Since childhood, Day Schildkret has been obsessed with repurposing ordinary pieces of nature into art.

When he was 5, he gathered earthworms that had been displaced by rainstorms and helped them back into their “homes.” But this was more than just a search and rescue mission.

“I wouldn’t just save the worm, but I was more interested in making their homecoming look more beautiful,” Schildkret said. Drawn to decorating each wormhole with little sticks, berries and leaves, he organized his materials into symmetrical patterns, similar to a sand mandala.

“I had this beautiful constellation of wormhole mandalas on my front lawn,” he said. “I think that was my first memory of doing this practice.”

Now his talent is bringing the California-based artist to Minneapolis. On Friday, in a free event open to the public, he will create a large-scale “memory mandala” at Lakewood Cemetery. The mandala will be constructed entirely of materials he scavenges from the cemetery grounds.

The installation, part of a new string of immersive experiences produced by the cemetery, is likely to disappear quickly in this stormy summer. But that’s part of its allure.

“You see all the big [grave] stones screaming permanence, right?’ ” said Lakewood President Chris Makowske. “Well, the memory mandala by design is impermanent — it’s not going to last a long time.”

Makowske said that as the rain and wind wipe away the mandala, it will symbolize someone turning their grief over the loss of a loved one into beauty over time.

“It’s about bringing reflections of someone they’re thinking of and then designing art around that experience,” Makowske said. “Then helping themselves deal with what mortality means.”

A healing art

Mandalas, a spiritual symbol used in Buddhism, can take hours, days or even weeks to create. Shortly after creation, they are destroyed to align with Buddhist belief that nothing is permanent.

For Schildkret, making his mandalas from nature helped him master the art of healing and letting go. After a major breakup seven years ago, one that Schildkret describes as “where you’re just trying to find your footing again,” he began building his “morning altars” on a daily basis.

“One morning when I was walking the dog at dawn, the sun was just peeking on the horizon, I found these beautiful amber-colored mushrooms under this eucalyptus tree,” he said. “I guess it was a combination of the grief that I was feeling from the breakup and my love for making art that I just sat down and started to arrange the mushrooms and the bark into one of those patterns.”

Schildkret said the process gave him a chance to get out of his own head and work to understand his grief. After about two hours of creating, he felt a noticeable difference. “For the first time in five months it felt like my grief had lightened,” he said, “and I wasn’t so burdened by it.”

Eventually, Schildkret started sharing his work on social media and got an overwhelming, positive response.

“A truly remarkable thing happened from social media,” he said. “People would look at my art, and then that would compel them to go outside where they live and make something beautiful out of something happening in their lives.”

One particular story Schildkret remembers is when a fan wrote him saying that creating a mandala helped her feel closer to her mom on the anniversary of her death.

“She came across some pine cones and some foxstones.
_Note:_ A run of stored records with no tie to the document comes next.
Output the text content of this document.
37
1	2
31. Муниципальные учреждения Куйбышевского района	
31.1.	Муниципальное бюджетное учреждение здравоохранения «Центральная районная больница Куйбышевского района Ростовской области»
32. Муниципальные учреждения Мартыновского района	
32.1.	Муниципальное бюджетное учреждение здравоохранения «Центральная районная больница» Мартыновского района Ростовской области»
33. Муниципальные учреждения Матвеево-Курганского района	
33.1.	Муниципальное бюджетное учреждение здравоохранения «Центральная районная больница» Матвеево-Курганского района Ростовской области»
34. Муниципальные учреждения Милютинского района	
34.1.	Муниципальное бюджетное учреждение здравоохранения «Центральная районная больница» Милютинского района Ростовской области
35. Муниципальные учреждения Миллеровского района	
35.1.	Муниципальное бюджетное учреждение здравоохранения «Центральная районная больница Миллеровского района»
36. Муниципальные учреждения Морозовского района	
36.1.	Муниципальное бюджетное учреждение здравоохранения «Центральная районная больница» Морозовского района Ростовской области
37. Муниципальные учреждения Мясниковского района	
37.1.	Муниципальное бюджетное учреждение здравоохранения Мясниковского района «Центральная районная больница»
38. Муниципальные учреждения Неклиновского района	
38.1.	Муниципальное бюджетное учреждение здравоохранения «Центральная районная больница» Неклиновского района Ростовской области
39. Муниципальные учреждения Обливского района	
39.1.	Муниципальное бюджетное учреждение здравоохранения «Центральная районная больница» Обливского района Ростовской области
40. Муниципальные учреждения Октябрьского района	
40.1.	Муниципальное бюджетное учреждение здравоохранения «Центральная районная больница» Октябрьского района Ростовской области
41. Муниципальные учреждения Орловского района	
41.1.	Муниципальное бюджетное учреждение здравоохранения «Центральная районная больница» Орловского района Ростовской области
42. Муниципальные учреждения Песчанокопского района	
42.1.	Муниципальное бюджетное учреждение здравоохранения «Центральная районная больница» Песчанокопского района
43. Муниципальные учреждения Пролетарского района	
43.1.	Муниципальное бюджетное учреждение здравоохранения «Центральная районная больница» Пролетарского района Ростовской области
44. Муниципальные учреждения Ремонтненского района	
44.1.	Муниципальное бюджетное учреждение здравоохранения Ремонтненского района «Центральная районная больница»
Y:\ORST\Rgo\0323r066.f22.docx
Then she arranged them into a beautiful pattern and made a beautiful morning altar.” Schildkret said. “She took a photograph of it and wrote her Instagram audience and me, saying that for the first time in 10 years she felt like she was communicating to her mother.”

Schildkret said he enjoys helping people work through their life transitions — be it birth, death, marriage or divorce — and that’s why he’s excited for his Lakewood event.

“It’s a perfect collaboration for my work because my art is all about memory,” he said.

Celebrating impermanence

Often asked why he creates art that is purposely not meant to last, Schildkret responds, “What’s the difference between my art and our lives?” He said if people better understood that life, including their own, is temporary, we would learn to value the time we have.

“When you realize that you only have one day to spend with your best friend or one day left with your dog, it makes that time you have left so much more valuable,” he said. “You don’t take it for granted.”

Makowske’s goals for the Lakewood event are clear: 1) get a conversation started about what it means to die, and 2) get the cemetery to become a gathering space for the living.

“We’re really hoping that it brings more people to the cemetery and they realize that the cemetery can be a resource for people,” Makowske said. “It doesn’t just have to be a boneyard.”

Schildkret, who has created well over 1,000 mandalas, said something in the universe signals to him when a project is complete.

“The sun starts to set, or the wind starts to come on really strong, or the flowers that I’m building with start to wither and die,” he said. “It’s very important for me as an artist to know when something is done so I can let it go. That’s part of the beauty of this practice.”